It is true enough that evasion of a direct and truthful answer may have an obvious tendency to impede and obstruct the ascertainment of the truth, and in most cases probably is so intended- whether the witness employes the stratagem of giving a direct but false answer, or of answering untruthfully that he doesn't remember, or of declining to answer on the ground, known by him to be false, that a truthful answer would tend to incriminate him. But in any such case this conduct, discreditable though it may be, is not such 'misbehavior' as brings into play the contempt power of the court. As the Court said in the Michael case, 326 U.S.at page 227, 66 S.Ct.at page 80: 'All perjured relevant testimony is at war with justice, since it may produce a judgment not resting on truth. Therefore it cannot be denied that it tends to defeat the sole ultimate objective of a trial. It need not necessarily, however, obstruct or halt the judicial process. For the function of trial is to sift the truth from a mass of contradictory evidence, and to do so the fact-finding tribunal must hear both truthful and false witnesses.' And it cannot make any difference, in this connection, whether the witness makes one evasive answer or ten; in fact, depending on the circumstances, one evasive answer to a key question may be more obstructive to the ascertainment of the truth than ten evasive answers to peripheral questions.
If we are wrong in the conclusion stated in the two preceding paragraphs, this much certainly is so: Assuming that claiming the privilege in bad faith in the grand jury room may be deemed 'misbehavior' in the presence of the court, the witness must be specifically put on notice that this is the criminal contempt charged, and that court cannot punish the witness for such contempt unless it finds, not only that the privilege was erroneously claimed, but also that it was claimed in bad faith.

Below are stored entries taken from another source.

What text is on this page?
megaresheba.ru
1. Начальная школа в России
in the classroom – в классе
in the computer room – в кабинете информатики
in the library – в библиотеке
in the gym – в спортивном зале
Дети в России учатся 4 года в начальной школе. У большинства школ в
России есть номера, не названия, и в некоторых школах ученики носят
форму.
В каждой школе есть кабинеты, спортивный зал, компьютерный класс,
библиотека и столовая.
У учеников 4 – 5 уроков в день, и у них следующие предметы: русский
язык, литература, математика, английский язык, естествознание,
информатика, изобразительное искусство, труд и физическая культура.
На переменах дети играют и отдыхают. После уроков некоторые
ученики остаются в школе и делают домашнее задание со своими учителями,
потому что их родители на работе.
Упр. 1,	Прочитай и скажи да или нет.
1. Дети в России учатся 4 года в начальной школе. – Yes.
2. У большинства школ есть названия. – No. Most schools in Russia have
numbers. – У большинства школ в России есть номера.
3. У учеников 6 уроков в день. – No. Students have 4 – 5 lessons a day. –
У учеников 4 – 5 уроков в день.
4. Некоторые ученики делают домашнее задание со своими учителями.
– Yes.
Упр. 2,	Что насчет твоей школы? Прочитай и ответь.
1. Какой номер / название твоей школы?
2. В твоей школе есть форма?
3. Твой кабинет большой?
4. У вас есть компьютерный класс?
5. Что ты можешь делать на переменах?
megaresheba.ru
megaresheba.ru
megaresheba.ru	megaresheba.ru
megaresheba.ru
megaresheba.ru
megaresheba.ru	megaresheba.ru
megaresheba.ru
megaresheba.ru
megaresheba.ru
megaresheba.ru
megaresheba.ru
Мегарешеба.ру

From the foregoing it is apparent that when a witness is haled before the court on account of something that transpired in the grand jury room, the proceeding may or may not be one for criminal contempt. Since a refusal to answer a question on account of an erroneous claim of the privilege, at least where the claim is advanced in good faith, is not 'misbehavior' constituting a completed criminal contempt of court, it follows that when the grand jury in that situation calls upon the assitance of the court for a ruling as to the availability of the privilege, the proceeding before the court is not at that stage a criminal contempt proceeding at all. Rule 42 of the Federal Rules of Criminal Procedure has no application, because that rule does no more than prescribe the procedure whereby the court may impose a punishment for a criminal contempt already committed. But though Rule 42 is not applicable, the constitutional requirement of due process of law makes it necessary for the judge to give the witness an adequate opportunity to be heard, and to introduce evidence, if the witness so desires, bearing on the issue whether, disregarding merely fanciful and far-fetched hypotheses, it is clearly evident from the implication of the question, in the setting in which it is asked, that a responsive answer might be dangerous because injurious disclosure could result. See Hoffman v. United States, 1951, 341 U.S. 479, 71 S.Ct. 814, 95 L.Ed. 1118. As stated by Taft, J., in Ex parte Irvine, C.C.S.D. Ohio 1896, 74 F. 954, 960, quoting Wharton on Criminal Evidence § 466, the judge in appraising the claim of privilege 'must be governed as much by his personal perception of the peculiarities of the case as by the facts actually in evidence.' Unless such opportunity is afforded, a ruling by the judge that the privilege is unavailable is nugatory, and an order to the witness to go back and answer the question is not a 'lawful' order within the meaning of 18 U.S.C. § 401(3).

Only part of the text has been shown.